DAILY SABAH WITH DPA
Istanbul
Published 20.06.2019 00:01

More than 2 billion people across the world still have no access to safe drinking water, while 4.2 billion go without safe sanitation services and three billion lack basic handwashing facilities, according to a new report from the United Nations Children's Fund (UNICEF) and the World Health Organization (WHO). Significant gains have been achieved since the turn of the century, with 1.8 billion people getting access to basic drinking water services reachable by foot within 30 minutes since the year 2000, the U.N. progress report said. But some 2.2 billion people still lack access to safe drinking water, which includes 785 million people who do not have a protected water source within a half hour distance, the report noted and 144 million people are drinking untreated surface water.

"Countries must double their efforts on sanitation or we will not reach universal access by 2030," said Maria Neira, WHO Director, Department of Public Health, Environmental and Social Determinants of Health. "If countries fail to step up efforts on sanitation, safe water and hygiene, we will continue to live with diseases that should have been long ago been consigned to the history books," she spelled out. "Investing in water, sanitation and hygiene is cost-effective and good for society in so many ways."

Many diseases, like diarrhea, cholera, typhoid, hepatitis A, could be eliminated if clean drinking water and toilets with safe waste management were universally available, the WHO said. Intestinal worms and bacterial eye infections would also be reduced.

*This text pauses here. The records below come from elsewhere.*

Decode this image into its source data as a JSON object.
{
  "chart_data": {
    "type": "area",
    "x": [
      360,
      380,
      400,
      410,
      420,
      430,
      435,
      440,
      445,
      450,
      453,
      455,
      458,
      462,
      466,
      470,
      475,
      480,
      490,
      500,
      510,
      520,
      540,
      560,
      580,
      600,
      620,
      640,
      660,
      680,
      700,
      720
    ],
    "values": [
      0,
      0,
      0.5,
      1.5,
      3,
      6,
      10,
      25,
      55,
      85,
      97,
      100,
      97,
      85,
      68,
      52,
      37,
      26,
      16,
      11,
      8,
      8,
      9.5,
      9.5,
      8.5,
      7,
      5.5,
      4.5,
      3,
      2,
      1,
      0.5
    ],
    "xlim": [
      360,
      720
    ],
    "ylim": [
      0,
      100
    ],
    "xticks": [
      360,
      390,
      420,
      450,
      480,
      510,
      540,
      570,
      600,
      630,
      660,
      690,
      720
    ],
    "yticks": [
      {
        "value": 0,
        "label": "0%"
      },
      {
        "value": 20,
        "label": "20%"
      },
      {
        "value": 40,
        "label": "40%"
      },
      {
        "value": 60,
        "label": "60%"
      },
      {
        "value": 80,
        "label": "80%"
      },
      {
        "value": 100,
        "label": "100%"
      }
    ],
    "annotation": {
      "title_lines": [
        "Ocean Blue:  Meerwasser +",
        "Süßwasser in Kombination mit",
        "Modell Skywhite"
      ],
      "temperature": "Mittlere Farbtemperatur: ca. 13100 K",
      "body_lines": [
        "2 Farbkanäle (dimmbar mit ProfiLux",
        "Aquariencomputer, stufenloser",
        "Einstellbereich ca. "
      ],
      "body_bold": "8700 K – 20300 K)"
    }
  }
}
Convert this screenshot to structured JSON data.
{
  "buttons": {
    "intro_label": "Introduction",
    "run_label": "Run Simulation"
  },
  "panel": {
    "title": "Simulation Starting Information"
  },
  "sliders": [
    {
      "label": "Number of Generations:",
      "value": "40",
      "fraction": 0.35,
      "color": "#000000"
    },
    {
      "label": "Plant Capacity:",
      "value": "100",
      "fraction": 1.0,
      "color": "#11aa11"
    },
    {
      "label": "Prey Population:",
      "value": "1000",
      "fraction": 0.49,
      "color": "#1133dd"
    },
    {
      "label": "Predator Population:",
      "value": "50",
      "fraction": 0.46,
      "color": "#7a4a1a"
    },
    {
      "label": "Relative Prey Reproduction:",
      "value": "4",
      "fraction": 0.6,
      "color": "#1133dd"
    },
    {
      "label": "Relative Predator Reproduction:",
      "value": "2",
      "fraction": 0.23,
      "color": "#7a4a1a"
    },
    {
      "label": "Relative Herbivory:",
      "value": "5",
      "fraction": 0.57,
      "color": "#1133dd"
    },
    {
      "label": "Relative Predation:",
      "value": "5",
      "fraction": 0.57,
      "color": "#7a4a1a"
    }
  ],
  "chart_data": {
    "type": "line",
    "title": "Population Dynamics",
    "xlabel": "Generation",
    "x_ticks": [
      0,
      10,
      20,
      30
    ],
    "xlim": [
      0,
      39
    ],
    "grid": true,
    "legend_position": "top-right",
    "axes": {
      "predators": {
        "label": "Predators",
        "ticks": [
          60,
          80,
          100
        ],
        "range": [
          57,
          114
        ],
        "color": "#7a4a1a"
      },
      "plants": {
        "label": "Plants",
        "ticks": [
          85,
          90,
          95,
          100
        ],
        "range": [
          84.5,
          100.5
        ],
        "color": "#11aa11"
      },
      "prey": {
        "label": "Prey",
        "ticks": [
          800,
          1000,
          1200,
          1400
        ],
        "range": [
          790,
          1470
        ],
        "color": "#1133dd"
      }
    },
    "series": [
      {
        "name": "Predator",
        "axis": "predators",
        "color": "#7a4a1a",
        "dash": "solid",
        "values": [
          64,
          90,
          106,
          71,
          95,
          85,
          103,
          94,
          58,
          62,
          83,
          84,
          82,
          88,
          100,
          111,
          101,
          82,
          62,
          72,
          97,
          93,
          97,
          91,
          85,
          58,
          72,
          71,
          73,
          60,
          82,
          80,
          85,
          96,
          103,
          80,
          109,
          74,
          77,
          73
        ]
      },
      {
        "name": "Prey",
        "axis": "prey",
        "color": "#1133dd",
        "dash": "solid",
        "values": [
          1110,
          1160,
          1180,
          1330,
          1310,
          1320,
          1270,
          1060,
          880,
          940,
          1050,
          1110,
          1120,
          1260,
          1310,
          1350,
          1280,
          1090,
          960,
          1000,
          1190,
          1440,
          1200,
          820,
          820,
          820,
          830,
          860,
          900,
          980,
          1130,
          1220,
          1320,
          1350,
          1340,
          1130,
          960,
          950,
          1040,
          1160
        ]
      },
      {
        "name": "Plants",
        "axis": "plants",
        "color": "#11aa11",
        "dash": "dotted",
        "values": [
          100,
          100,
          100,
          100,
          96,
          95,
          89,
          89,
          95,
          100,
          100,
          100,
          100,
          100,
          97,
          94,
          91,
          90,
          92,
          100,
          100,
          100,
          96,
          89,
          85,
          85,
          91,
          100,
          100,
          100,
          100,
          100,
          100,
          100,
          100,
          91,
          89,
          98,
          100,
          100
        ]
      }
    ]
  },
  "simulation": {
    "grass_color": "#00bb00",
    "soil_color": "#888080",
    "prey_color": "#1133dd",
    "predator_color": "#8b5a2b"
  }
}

The report also noted that 4.2 billion people don't have access to toilets that safely dispose of waste, with 673 million of those still practicing open defecation. Only 9 per cent of people worldwide now defecate in open spaces – compared to 21 per cent in the year 2000. But in 39 countries, the number of people without toilets has actually gone up, primarily in sub-Saharan Africa, where there has been significant population growth. In addition, 3 billion people are without basic hygiene services, the definition of which includes using a latrine that does not have to be shared with other households and having hand-washing facilities with soap and water in the home.